S’agissant de l’état des lieux, plusieurs lacunes entraveraient les efforts du Royaume malgré « l’existence d’une volonté politique et d’une adhésion nationale pour promouvoir les droits des enfants » et en dépit de « l’existence d’un Plan d’action national pour l’enfance, -Un Maroc digne de ses enfants pour la période 2006-2015».
Parmi ces lacunes, figurent « la méconnaissance des mécanismes existants», « l’insuffisance de l’information et de la communication », « la faible appropriation des droits de l’enfant par les acteurs, les enfants et les familles », « la faible dotation en ressources financières et humaines », « la faiblesse du suivi et de l’évaluation des actions entreprises et leur effet concret sur la promotion et la garantie des droits de l’enfant ».

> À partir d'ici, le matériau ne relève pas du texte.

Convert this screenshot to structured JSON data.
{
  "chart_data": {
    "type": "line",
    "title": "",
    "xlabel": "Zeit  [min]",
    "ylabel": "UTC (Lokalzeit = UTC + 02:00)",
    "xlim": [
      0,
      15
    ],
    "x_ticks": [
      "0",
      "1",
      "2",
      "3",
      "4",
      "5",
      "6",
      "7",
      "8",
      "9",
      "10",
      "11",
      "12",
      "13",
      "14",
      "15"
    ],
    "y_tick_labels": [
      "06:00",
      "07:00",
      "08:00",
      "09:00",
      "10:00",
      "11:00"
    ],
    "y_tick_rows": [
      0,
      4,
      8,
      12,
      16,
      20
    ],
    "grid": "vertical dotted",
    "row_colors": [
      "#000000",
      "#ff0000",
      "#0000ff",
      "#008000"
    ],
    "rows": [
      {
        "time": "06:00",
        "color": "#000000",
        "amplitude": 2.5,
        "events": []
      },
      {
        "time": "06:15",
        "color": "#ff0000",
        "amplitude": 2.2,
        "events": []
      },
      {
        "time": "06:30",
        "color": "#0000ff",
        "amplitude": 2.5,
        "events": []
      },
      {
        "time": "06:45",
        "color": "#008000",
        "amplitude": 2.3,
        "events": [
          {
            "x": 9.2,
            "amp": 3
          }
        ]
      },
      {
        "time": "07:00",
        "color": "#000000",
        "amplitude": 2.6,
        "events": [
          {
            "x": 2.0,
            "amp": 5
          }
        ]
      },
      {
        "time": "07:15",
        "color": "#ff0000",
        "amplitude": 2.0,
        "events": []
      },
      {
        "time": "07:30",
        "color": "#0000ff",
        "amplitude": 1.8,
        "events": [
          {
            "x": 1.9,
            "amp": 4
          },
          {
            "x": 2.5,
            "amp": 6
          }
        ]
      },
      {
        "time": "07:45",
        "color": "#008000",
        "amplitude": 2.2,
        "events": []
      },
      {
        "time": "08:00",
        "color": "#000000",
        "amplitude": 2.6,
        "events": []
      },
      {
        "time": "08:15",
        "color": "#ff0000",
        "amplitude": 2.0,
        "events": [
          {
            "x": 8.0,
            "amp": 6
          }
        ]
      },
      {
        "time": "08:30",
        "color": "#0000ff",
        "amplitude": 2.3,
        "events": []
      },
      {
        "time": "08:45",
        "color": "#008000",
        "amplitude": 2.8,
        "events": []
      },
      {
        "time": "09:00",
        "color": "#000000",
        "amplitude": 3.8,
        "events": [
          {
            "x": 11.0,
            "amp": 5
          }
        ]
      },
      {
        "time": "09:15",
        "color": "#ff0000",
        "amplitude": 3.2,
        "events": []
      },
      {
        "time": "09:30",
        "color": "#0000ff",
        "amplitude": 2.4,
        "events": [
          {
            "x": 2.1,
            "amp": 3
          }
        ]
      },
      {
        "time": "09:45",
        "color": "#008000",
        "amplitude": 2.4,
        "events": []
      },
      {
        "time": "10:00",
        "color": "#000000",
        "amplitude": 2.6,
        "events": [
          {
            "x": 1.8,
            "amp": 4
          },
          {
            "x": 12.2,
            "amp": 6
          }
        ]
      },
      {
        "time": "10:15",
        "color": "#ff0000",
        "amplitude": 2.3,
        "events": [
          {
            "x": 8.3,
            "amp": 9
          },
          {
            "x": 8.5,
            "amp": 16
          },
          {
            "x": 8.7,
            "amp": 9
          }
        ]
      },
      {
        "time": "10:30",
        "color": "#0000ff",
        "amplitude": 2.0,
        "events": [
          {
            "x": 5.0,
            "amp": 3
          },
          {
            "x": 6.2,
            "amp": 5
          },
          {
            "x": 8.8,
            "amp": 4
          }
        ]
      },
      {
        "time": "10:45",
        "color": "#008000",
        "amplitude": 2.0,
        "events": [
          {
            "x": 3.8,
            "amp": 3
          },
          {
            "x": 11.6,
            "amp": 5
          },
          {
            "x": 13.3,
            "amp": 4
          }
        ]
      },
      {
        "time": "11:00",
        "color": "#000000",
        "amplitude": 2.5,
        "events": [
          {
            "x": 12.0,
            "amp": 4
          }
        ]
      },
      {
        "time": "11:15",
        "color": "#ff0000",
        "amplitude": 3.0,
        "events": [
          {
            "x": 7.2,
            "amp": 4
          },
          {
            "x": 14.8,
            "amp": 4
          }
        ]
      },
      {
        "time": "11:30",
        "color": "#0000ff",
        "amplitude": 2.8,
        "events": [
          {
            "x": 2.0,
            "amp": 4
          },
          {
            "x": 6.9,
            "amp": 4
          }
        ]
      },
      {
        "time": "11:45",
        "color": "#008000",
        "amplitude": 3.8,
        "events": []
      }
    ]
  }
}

Au-delà de l’état des lieux, l’étude propose plusieurs pistes susceptibles d’aider à la création du mécanisme national. De la conformité des mécanismes existants au Maroc aux principes de Paris, il ressort que le CCDH et Diwan Al Madalim seraient des institutions des droits de l’Homme conformes à ces principes. De ce fait, ces institutions pourraient constituer des structures pouvant abriter le mécanisme, mais avec mandat spécifique, assurant son indépendance, sa visibilité et son accessibilité. La possibilité d’auto-saisine reconnue au CCDH constituerait un réel avantage, outre son mandat assez large dans le domaine des droits de l’Homme, y compris les enquêtes et les investigations. Autre piste explorée, la possibilité de mettre en place ce mécanisme au sein de l’Observatoire national des droits de l’enfant (ONDE), sous réserve de la révision du statut de ce dernier et l’adoption d’un texte de loi garantissant l’indépendance administrative, financière et en ressources humaines, la permanence et fixant le mandat ainsi que les modalités de désignation et de nomination de la personne ou la commission en charge de ce dispositif.
Quel que soit le mécanisme de recours national, il devrait disposer de représentations locales accessibles aux enfants, estime l’étude.